L’une des façons de s’assurer la loyauté des salariés est d’établir des relations humaines qui leur offrent la possibilité de développer pleinement leur potentiel. La population active s’est transformée. De nos jours, tout au moins dans les pays occidentaux, les travailleurs sont mieux éduqués, plus sûrs d’eux et conscients de leurs droits que toute autre génération passée.

Pour les cadres axiaux, ceci signifie adopter un régime de participation, de soutien, d’équité, de confiance et de franchise. Ceci signifie encourager les employés de tous les échelons à communiquer leurs idées conformément au principe que, seul, l’individu ne peut être aussi sage que le groupe. Cette philosophie, bien que nouvelle, devrait être facile à suivre car elle répond à des besoins psychologiques fondamentaux.

Au tréfonds de lui-même, l’être humain veut s’identifier au groupe, contribuer, s’exprimer et donner libre cours à sa créativité. Il veut s’unir aux autres pour atteindre des objectifs communs. Il veut être fier de son travail et, partant, être fier de lui.

Pour les cadres élevés dans la tradition « produisez ou prenez la porte », que l’un des buts d’une entreprise soit de rendre ses employés heureux semble presque une hérésie. Pourtant une maison heureuse est une maison florissante, surtout à une époque où l’accent est mis sur la qualité, laquelle ne peut s’obtenir si l’employé n’éprouve aucun respect pour ses fonctions ni ne se sent lui-même respecté.

Les cadres traditionnels craignent sans doute qu’en permettant à tout un chacun de dire son mot, l’on crée une situation chaotique, incontrôlable. Pourtant la participation n’est pas l’anarchie. Aucune personne sensée ne s’oppose à des contrôles si elle en connaît la raison d’être.

Les participants de toute organisation savent inconsciemment que «  quelqu’un doit être le patron ». Mais aujourd’hui, il ne s’agit plus de régenter mais de faire preuve de leadership, c’est-à-dire stimuler et coordonner les efforts d’un groupe.

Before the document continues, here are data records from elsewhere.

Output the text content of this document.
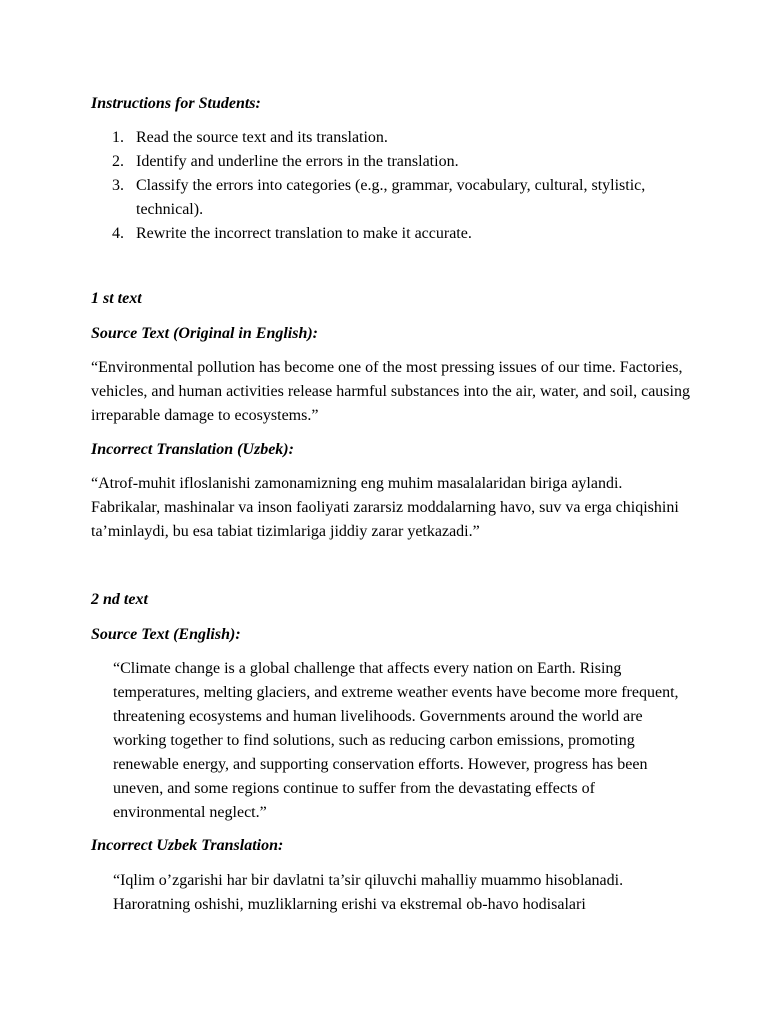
Instructions for Students:

1. Read the source text and its translation.
2. Identify and underline the errors in the translation.
3. Classify the errors into categories (e.g., grammar, vocabulary, cultural, stylistic, technical).
4. Rewrite the incorrect translation to make it accurate.

1 st text

Source Text (Original in English):

“Environmental pollution has become one of the most pressing issues of our time. Factories, vehicles, and human activities release harmful substances into the air, water, and soil, causing irreparable damage to ecosystems.”

Incorrect Translation (Uzbek):

“Atrof-muhit ifloslanishi zamonamizning eng muhim masalalaridan biriga aylandi. Fabrikalar, mashinalar va inson faoliyati zararsiz moddalarning havo, suv va erga chiqishini ta’minlaydi, bu esa tabiat tizimlariga jiddiy zarar yetkazadi.”

2 nd text

Source Text (English):

“Climate change is a global challenge that affects every nation on Earth. Rising temperatures, melting glaciers, and extreme weather events have become more frequent, threatening ecosystems and human livelihoods. Governments around the world are working together to find solutions, such as reducing carbon emissions, promoting renewable energy, and supporting conservation efforts. However, progress has been uneven, and some regions continue to suffer from the devastating effects of environmental neglect.”

Incorrect Uzbek Translation:

“Iqlim o’zgarishi har bir davlatni ta’sir qiluvchi mahalliy muammo hisoblanadi. Haroratning oshishi, muzliklarning erishi va ekstremal ob-havo hodisalari
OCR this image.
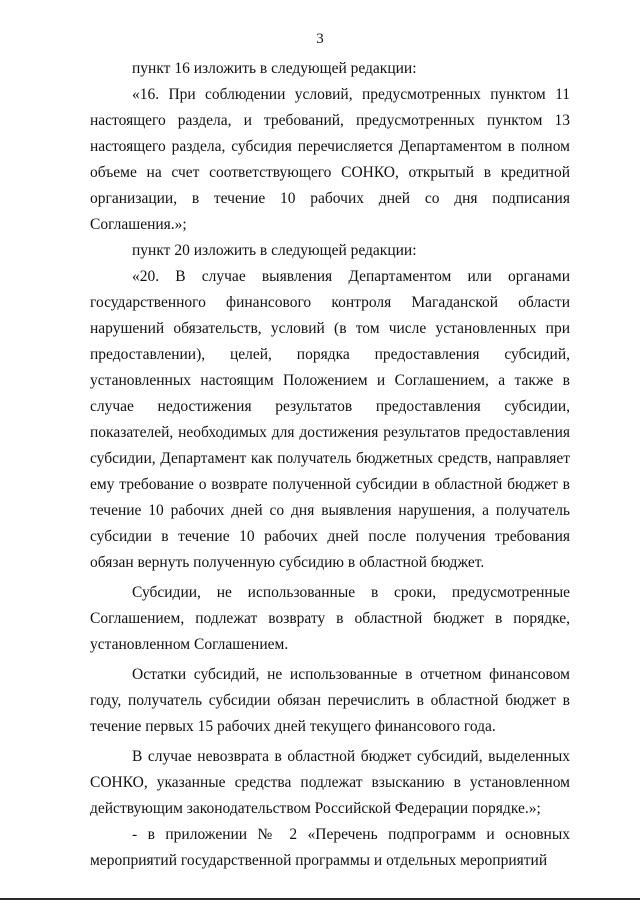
3

пункт 16 изложить в следующей редакции:

«16. При соблюдении условий, предусмотренных пунктом 11 настоящего раздела, и требований, предусмотренных пунктом 13 настоящего раздела, субсидия перечисляется Департаментом в полном объеме на счет соответствующего СОНКО, открытый в кредитной организации, в течение 10 рабочих дней со дня подписания Соглашения.»;

пункт 20 изложить в следующей редакции:

«20. В случае выявления Департаментом или органами государственного финансового контроля Магаданской области нарушений обязательств, условий (в том числе установленных при предоставлении), целей, порядка предоставления субсидий, установленных настоящим Положением и Соглашением, а также в случае недостижения результатов предоставления субсидии, показателей, необходимых для достижения результатов предоставления субсидии, Департамент как получатель бюджетных средств, направляет ему требование о возврате полученной субсидии в областной бюджет в течение 10 рабочих дней со дня выявления нарушения, а получатель субсидии в течение 10 рабочих дней после получения требования обязан вернуть полученную субсидию в областной бюджет.

Субсидии, не использованные в сроки, предусмотренные Соглашением, подлежат возврату в областной бюджет в порядке, установленном Соглашением.

Остатки субсидий, не использованные в отчетном финансовом году, получатель субсидии обязан перечислить в областной бюджет в течение первых 15 рабочих дней текущего финансового года.

В случае невозврата в областной бюджет субсидий, выделенных СОНКО, указанные средства подлежат взысканию в установленном действующим законодательством Российской Федерации порядке.»;

- в приложении № 2 «Перечень подпрограмм и основных мероприятий государственной программы и отдельных мероприятий
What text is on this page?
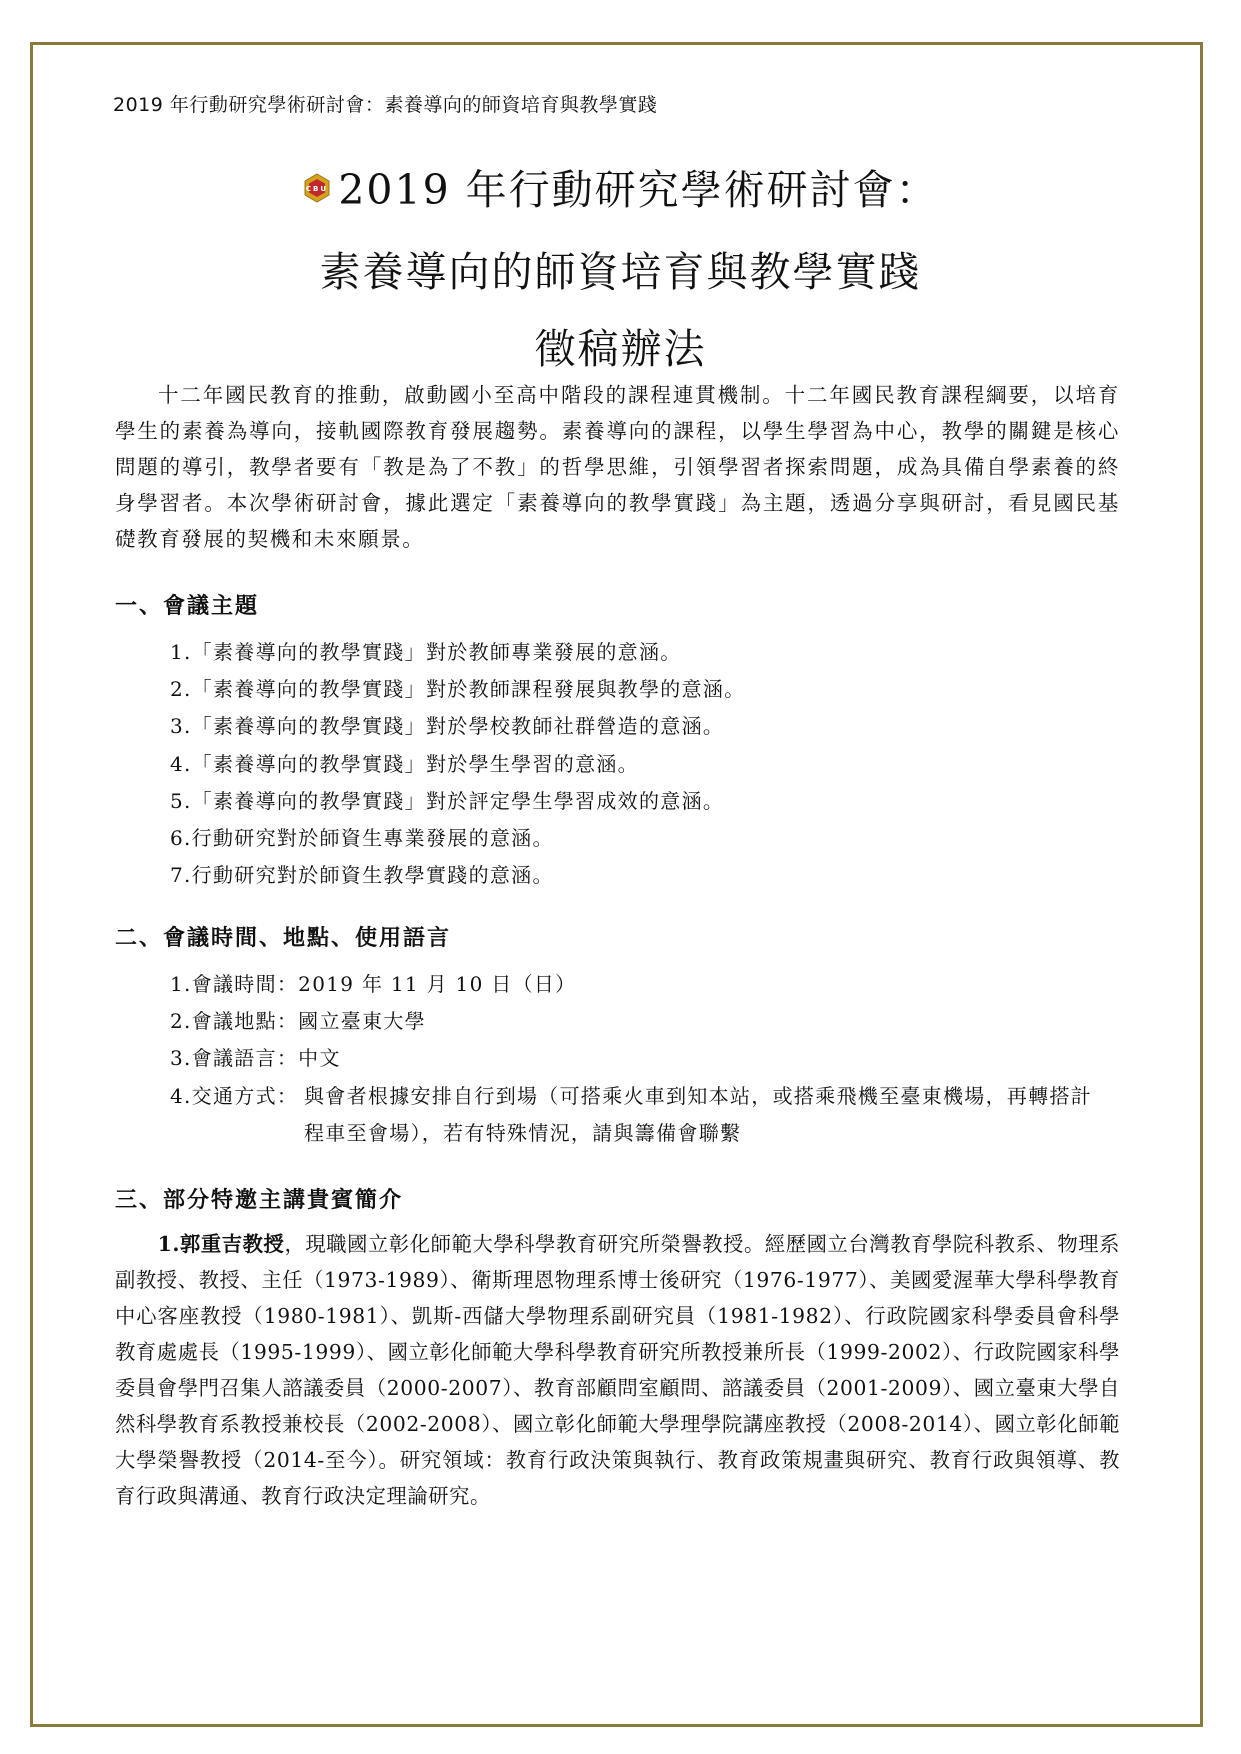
2019 年行動研究學術研討會：素養導向的師資培育與教學實踐
CBU 2019 年行動研究學術研討會：
素養導向的師資培育與教學實踐
徵稿辦法
十二年國民教育的推動，啟動國小至高中階段的課程連貫機制。十二年國民教育課程綱要，以培育學生的素養為導向，接軌國際教育發展趨勢。素養導向的課程，以學生學習為中心，教學的關鍵是核心問題的導引，教學者要有「教是為了不教」的哲學思維，引領學習者探索問題，成為具備自學素養的終身學習者。本次學術研討會，據此選定「素養導向的教學實踐」為主題，透過分享與研討，看見國民基礎教育發展的契機和未來願景。
一、會議主題
1.「素養導向的教學實踐」對於教師專業發展的意涵。
2.「素養導向的教學實踐」對於教師課程發展與教學的意涵。
3.「素養導向的教學實踐」對於學校教師社群營造的意涵。
4.「素養導向的教學實踐」對於學生學習的意涵。
5.「素養導向的教學實踐」對於評定學生學習成效的意涵。
6.行動研究對於師資生專業發展的意涵。
7.行動研究對於師資生教學實踐的意涵。
二、會議時間、地點、使用語言
1.會議時間：2019 年 11 月 10 日（日）
2.會議地點：國立臺東大學
3.會議語言：中文
4.交通方式： 與會者根據安排自行到場（可搭乘火車到知本站，或搭乘飛機至臺東機場，再轉搭計程車至會場），若有特殊情況，請與籌備會聯繫
三、部分特邀主講貴賓簡介
1.郭重吉教授，現職國立彰化師範大學科學教育研究所榮譽教授。經歷國立台灣教育學院科教系、物理系副教授、教授、主任（1973-1989）、衛斯理恩物理系博士後研究（1976-1977）、美國愛渥華大學科學教育中心客座教授（1980-1981）、凱斯-西儲大學物理系副研究員（1981-1982）、行政院國家科學委員會科學教育處處長（1995-1999）、國立彰化師範大學科學教育研究所教授兼所長（1999-2002）、行政院國家科學委員會學門召集人諮議委員（2000-2007）、教育部顧問室顧問、諮議委員（2001-2009）、國立臺東大學自然科學教育系教授兼校長（2002-2008）、國立彰化師範大學理學院講座教授（2008-2014）、國立彰化師範大學榮譽教授（2014-至今）。研究領域：教育行政決策與執行、教育政策規畫與研究、教育行政與領導、教育行政與溝通、教育行政決定理論研究。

Les vrais leaders proposent plus qu’ils n’imposent. Ils décident en termes généraux ce qui doit être fait puis élaborent des plans d’action qui peuvent toujours être modifiés à la lumière de considérations ou d’événements antérieurement négligés. Ils tentent alors d’établir un consensus sur les mesures à prendre, sachant pertinemment que la réalisation de leurs objectifs dépend de l’étendue de l’appui sur lequel ils peuvent compter. Toutefois consensus ne veut pas dire unanimité.

Un parallèle est souvent établi entre les organisations et les communautés au sein desquelles les citoyens ne sont pas toujours d’accord, ni entre eux ni avec le leadership, mais où chacun reconnaît la nécessité de contribuer au bien-être général. Dans une communauté bien dirigée, l’individualité de chaque membre est respectée et la voix de chacun est écoutée. Nul besoin pour les membres d’aimer leurs prochains. Ils doivent simplement accepter de travailler avec eux en paix une fois que des directives ont été définies. « Il nous faut un individualisme qui n’isole pas l’homme de sa communauté; il nous faut une communauté qui n’étouffe pas l’individu, » a écrit Arthur Schlesinger, historien américain et conseiller présidentiel. Remplacez les mots « communauté » par «  organisation » et vous obtenez les principes fondamentaux de la gestion organisationnelle d’aujourd’hui.